My war of independence is over. I think. All those years I greeted your advice with stony silence, hostility and/or contempt? This was me, trying to figure out how to be me without you. The older I get -- and especially as a mother myself -- the more I appreciate how hard it is to keep one's mouth shut to your kids when you know better. So let the record show: Mom, I admit that you know the best brand of olive oil, the only true age-defying face cream routine, and the way to cut tomatoes. I appreciate that you keep sending me articles on the importance of sleep (and that it even causes weight gain!). And I appreciate that you've wanted to send me five more articles about it, and haven't. As I age, I open. And even if I don't always show it, I deeply appreciate your perspective and advice.
I don't tell you how I feel enough, and here's how I feel. I love, admire and treasure you like I will love, admire and treasure no one else. Ever. You live in my head and my heart every single day, even if we don't talk for long stretches. Your love for me merges with my love for you, and then runs through my veins. I can't tell you that in person. Don't ask me why. Just read this and know it's true.

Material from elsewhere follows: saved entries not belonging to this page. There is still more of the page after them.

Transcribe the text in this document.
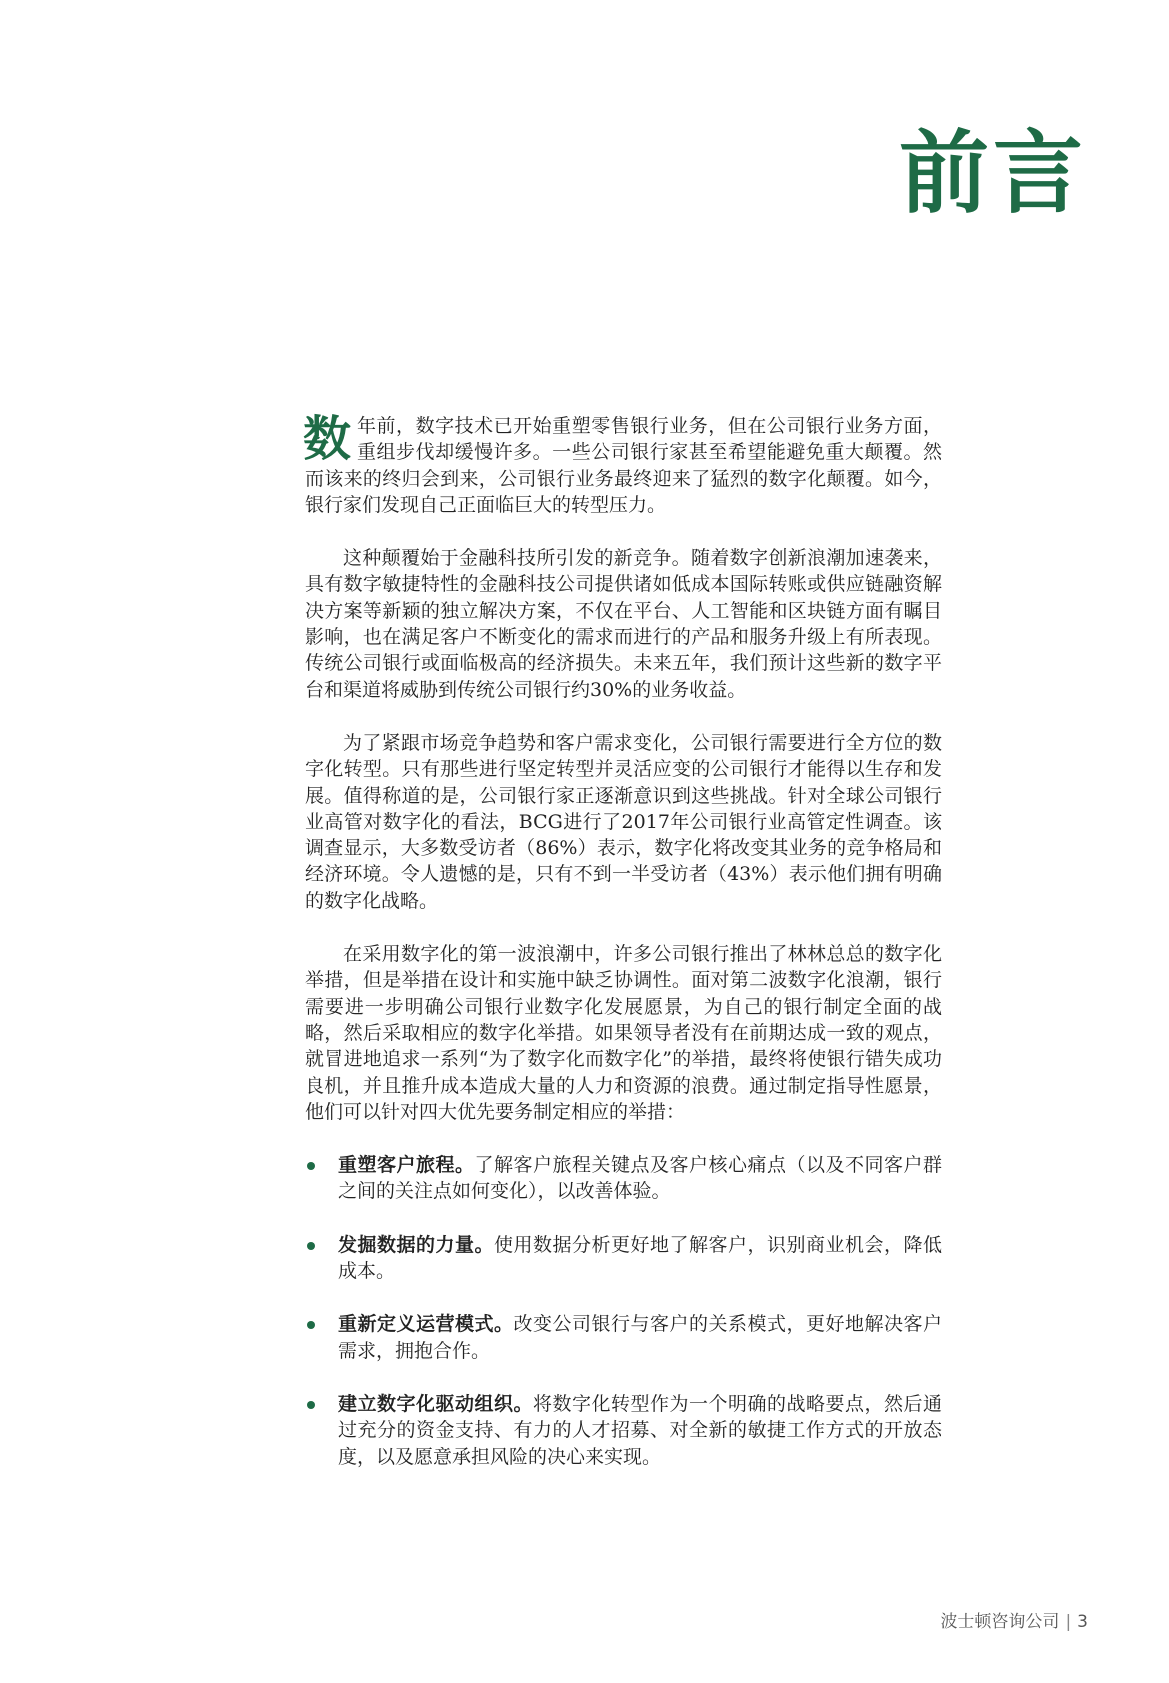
前言

数年前，数字技术已开始重塑零售银行业务，但在公司银行业务方面，重组步伐却缓慢许多。一些公司银行家甚至希望能避免重大颠覆。然而该来的终归会到来，公司银行业务最终迎来了猛烈的数字化颠覆。如今，银行家们发现自己正面临巨大的转型压力。

这种颠覆始于金融科技所引发的新竞争。随着数字创新浪潮加速袭来，具有数字敏捷特性的金融科技公司提供诸如低成本国际转账或供应链融资解决方案等新颖的独立解决方案，不仅在平台、人工智能和区块链方面有瞩目影响，也在满足客户不断变化的需求而进行的产品和服务升级上有所表现。传统公司银行或面临极高的经济损失。未来五年，我们预计这些新的数字平台和渠道将威胁到传统公司银行约30%的业务收益。

为了紧跟市场竞争趋势和客户需求变化，公司银行需要进行全方位的数字化转型。只有那些进行坚定转型并灵活应变的公司银行才能得以生存和发展。值得称道的是，公司银行家正逐渐意识到这些挑战。针对全球公司银行业高管对数字化的看法，BCG进行了2017年公司银行业高管定性调查。该调查显示，大多数受访者（86%）表示，数字化将改变其业务的竞争格局和经济环境。令人遗憾的是，只有不到一半受访者（43%）表示他们拥有明确的数字化战略。

在采用数字化的第一波浪潮中，许多公司银行推出了林林总总的数字化举措，但是举措在设计和实施中缺乏协调性。面对第二波数字化浪潮，银行需要进一步明确公司银行业数字化发展愿景，为自己的银行制定全面的战略，然后采取相应的数字化举措。如果领导者没有在前期达成一致的观点，就冒进地追求一系列“为了数字化而数字化”的举措，最终将使银行错失成功良机，并且推升成本造成大量的人力和资源的浪费。通过制定指导性愿景，他们可以针对四大优先要务制定相应的举措：

重塑客户旅程。了解客户旅程关键点及客户核心痛点（以及不同客户群之间的关注点如何变化），以改善体验。
发掘数据的力量。使用数据分析更好地了解客户，识别商业机会，降低成本。
重新定义运营模式。改变公司银行与客户的关系模式，更好地解决客户需求，拥抱合作。
建立数字化驱动组织。将数字化转型作为一个明确的战略要点，然后通过充分的资金支持、有力的人才招募、对全新的敏捷工作方式的开放态度，以及愿意承担风险的决心来实现。
波士顿咨询公司 | 3
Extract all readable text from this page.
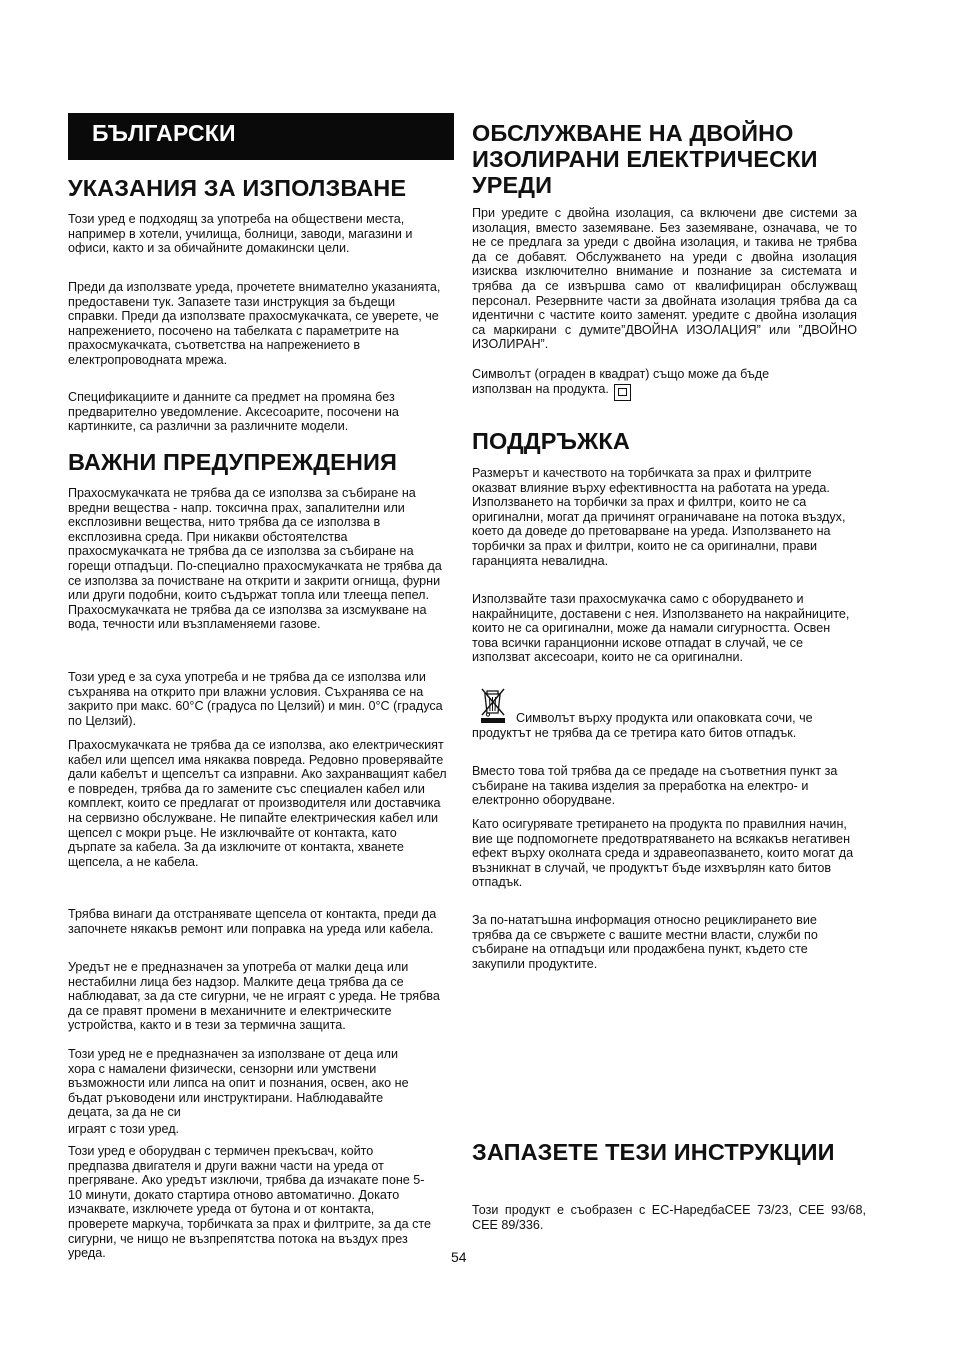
БЪЛГАРСКИ
УКАЗАНИЯ ЗА ИЗПОЛЗВАНЕ
Този уред е подходящ за употреба на обществени места, например в хотели, училища, болници, заводи, магазини и офиси, както и за обичайните домакински цели.
Преди да използвате уреда, прочетете внимателно указанията, предоставени тук. Запазете тази инструкция за бъдещи справки. Преди да използвате прахосмукачката, се уверете, че напрежението, посочено на табелката с параметрите на прахосмукачката, съответства на напрежението в електропроводната мрежа.
Спецификациите и данните са предмет на промяна без предварително уведомление. Аксесоарите, посочени на картинките, са различни за различните модели.
ВАЖНИ ПРЕДУПРЕЖДЕНИЯ
Прахосмукачката не трябва да се използва за събиране на вредни вещества - напр. токсична прах, запалителни или експлозивни вещества, нито трябва да се използва в експлозивна среда. При никакви обстоятелства прахосмукачката не трябва да се използва за събиране на горещи отпадъци. По-специално прахосмукачката не трябва да се използва за почистване на открити и закрити огнища, фурни или други подобни, които съдържат топла или тлееща пепел. Прахосмукачката не трябва да се използва за изсмукване на вода, течности или възпламеняеми газове.
Този уред е за суха употреба и не трябва да се използва или съхранява на открито при влажни условия. Съхранява се на закрито при макс. 60°C (градуса по Целзий) и мин. 0°C (градуса по Целзий).
Прахосмукачката не трябва да се използва, ако електрическият кабел или щепсел има някаква повреда. Редовно проверявайте дали кабелът и щепселът са изправни. Ако захранващият кабел е повреден, трябва да го замените със специален кабел или комплект, които се предлагат от производителя или доставчика на сервизно обслужване. Не пипайте електрическия кабел или щепсел с мокри ръце. Не изключвайте от контакта, като дърпате за кабела. За да изключите от контакта, хванете щепсела, а не кабела.
Трябва винаги да отстранявате щепсела от контакта, преди да започнете някакъв ремонт или поправка на уреда или кабела.
Уредът не е предназначен за употреба от малки деца или нестабилни лица без надзор. Малките деца трябва да се наблюдават, за да сте сигурни, че не играят с уреда. Не трябва да се правят промени в механичните и електрическите устройства, както и в тези за термична защита.
Този уред не е предназначен за използване от деца или хора с намалени физически, сензорни или умствени възможности или липса на опит и познания, освен, ако не бъдат ръководени или инструктирани. Наблюдавайте децата, за да не си
играят с този уред.
Този уред е оборудван с термичен прекъсвач, който предпазва двигателя и други важни части на уреда от прегряване. Ако уредът изключи, трябва да изчакате поне 5-10 минути, докато стартира отново автоматично. Докато изчаквате, изключете уреда от бутона и от контакта, проверете маркуча, торбичката за прах и филтрите, за да сте сигурни, че нищо не възпрепятства потока на въздух през уреда.
ОБСЛУЖВАНЕ НА ДВОЙНО ИЗОЛИРАНИ ЕЛЕКТРИЧЕСКИ УРЕДИ
При уредите с двойна изолация, са включени две системи за изолация, вместо заземяване. Без заземяване, означава, че то не се предлага за уреди с двойна изолация, и такива не трябва да се добавят. Обслужването на уреди с двойна изолация изисква изключително внимание и познание за системата и трябва да се извършва само от квалифициран обслужващ персонал. Резервните части за двойната изолация трябва да са идентични с частите които заменят. уредите с двойна изолация са маркирани с думите”ДВОЙНА ИЗОЛАЦИЯ” или ”ДВОЙНО ИЗОЛИРАН”.
Символът (ограден в квадрат) също може да бъде използван на продукта.
ПОДДРЪЖКА
Размерът и качеството на торбичката за прах и филтрите оказват влияние върху ефективността на работата на уреда. Използването на торбички за прах и филтри, които не са оригинални, могат да причинят ограничаване на потока въздух, което да доведе до претоварване на уреда. Използването на торбички за прах и филтри, които не са оригинални, прави гаранцията невалидна.
Използвайте тази прахосмукачка само с оборудването и накрайниците, доставени с нея. Използването на накрайниците, които не са оригинални, може да намали сигурността. Освен това всички гаранционни искове отпадат в случай, че се използват аксесоари, които не са оригинални.
Символът върху продукта или опаковката сочи, че продуктът не трябва да се третира като битов отпадък.
Вместо това той трябва да се предаде на съответния пункт за събиране на такива изделия за преработка на електро- и електронно оборудване.
Като осигурявате третирането на продукта по правилния начин, вие ще подпомогнете предотвратяването на всякакъв негативен ефект върху околната среда и здравеопазването, които могат да възникнат в случай, че продуктът бъде изхвърлян като битов отпадък.
За по-нататъшна информация относно рециклирането вие трябва да се свържете с вашите местни власти, служби по събиране на отпадъци или продажбена пункт, където сте закупили продуктите.
ЗАПАЗЕТЕ ТЕЗИ ИНСТРУКЦИИ
Този продукт е съобразен с ЕС-НаредбаCEE 73/23, CEE 93/68, CEE 89/336.
54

Let's do better. Our time together is finite. We both know that, but I don't think we always allow ourselves to know it. We're too busy, and that feels better. We mothers and daughters, we spin in our own worlds, proving that we function perfectly well without one another. But the truth is, my heart beats with yours, and yours with mine. So let's take our busy-ness and expose at least some of it for what it is: protecting those hearts from breaking. Let's take this moment, this day, to honor our love for one another. Let's sit with the truth that all we have is now, and we are so lucky to have it. And then let's grab our time together here on earth, while we still can.